Rule 27(A) seems to try to do too much. I like the way the rule handles sentences of 30 days or less and see no reason why sentences of 30 days or more should be handled differently.
Rule 38 – I think this rule should NOT be adopted. This rule ignores the fact that there are justice court judges who are NON-lawyers. It is imperative that the appeal from justice court remain as an appeal de novo.
I believe Rule 38(h)should read:
Other bases for remand- The district court may also remand to the JUSTICE court if finds the defendant has abandoned the appeal.
I’m extremely concerned about this rule, as it completely ignores judicial precedent, gives the justice courts entirely too much discretion, and further convolutes what was already a complicated appeal process.
I won’t rehash a lot of the comments that are already here, but will make one proposal which is significantly simpler.
The Supreme Court has already held that a de novo appeal means that the case must start as if it originated in the District Court. The problems come up when the justice court incarcerates defendants. There are two problems: 1) the delays with appeals mean that many defendants will serve a substantial period of incarceration before their appeal will be heard. The rule attempts, somewhat to fix that problem, but the distinction between under 30 day and over 30 day sentences makes no sense. The person incarcerated for 45 days may spend 5 days to file his motion, 5 days waiting for the opposing memo and 5 days waiting for a hearing. He will spend 1/3 of his sentence waiting for a hearing. Then if the court denies his release, he has to now address it in the district court, potentially serving 25-30 days before he even has a hearing on the issue. 2) Justice court judges may want to incarcerate people whom they believe to be a danger to the community. Ostensibly, this rule attempts to fix both of these problems.

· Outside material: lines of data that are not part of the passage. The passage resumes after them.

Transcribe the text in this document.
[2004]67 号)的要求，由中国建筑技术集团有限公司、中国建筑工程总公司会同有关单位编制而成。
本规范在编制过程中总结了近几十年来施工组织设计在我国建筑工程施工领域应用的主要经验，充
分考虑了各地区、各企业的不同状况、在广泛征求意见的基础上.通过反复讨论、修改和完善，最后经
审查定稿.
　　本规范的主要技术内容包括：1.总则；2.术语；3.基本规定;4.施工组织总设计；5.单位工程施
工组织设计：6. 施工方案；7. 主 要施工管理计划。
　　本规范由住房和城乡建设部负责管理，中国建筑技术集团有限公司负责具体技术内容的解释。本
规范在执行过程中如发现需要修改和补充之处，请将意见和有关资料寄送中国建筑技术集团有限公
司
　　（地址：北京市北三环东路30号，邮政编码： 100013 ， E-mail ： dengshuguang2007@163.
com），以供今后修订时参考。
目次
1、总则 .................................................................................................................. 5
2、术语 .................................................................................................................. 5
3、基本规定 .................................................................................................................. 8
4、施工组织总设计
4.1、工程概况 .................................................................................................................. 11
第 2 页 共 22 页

I think there is a much simpler solution: upon filing the notice of appeal, the judgment of the justice court is automatically stayed. The person’s custody status is reverted back to the person’s status immediately prior to the justice court’s sentence. If that person was held on bail, then that would be the returned-to status. If that person was taken into custody by the court, then he or she would be released pending appeal. There could be one exception: if the justice court, by clear and convincing evidence, finds that the defendant poses an immediate risk of flight or danger to any other person, the court may keep the person in custody on reasonable bail. That order may be reviewed by the district court immediately.
Such a proposal would simplify the whole process and give defendants the rights the Supreme Court has already authorized them, which is to litigate their cases as if they had started in the District Court.
A small thing, but it should be “its,” not “it’s,” in line 54 of rule 27A.
I would like to comment on the proposed change to URCP 27A involving stays pending appeal from courts not of record. I suggest the following:
Please see the case of O’Brien vs. Krek, 2001 UT App 121; 2001 Utah App. LEXIS 165. As Judge Allphin opined, there is often a good reason for incarceration at the Justice Court level. The presumption in favor of a stay should be reversed. The presumption should favor continued incarceration and the District Court may choose to modify the same. Please bear in mind the fact that many, many first and second DUI convictions are sentenced in Justice Courts. This amended rule would have the effect of nullifying the mandatory incarceration provisions of Utah’s DUI statutes.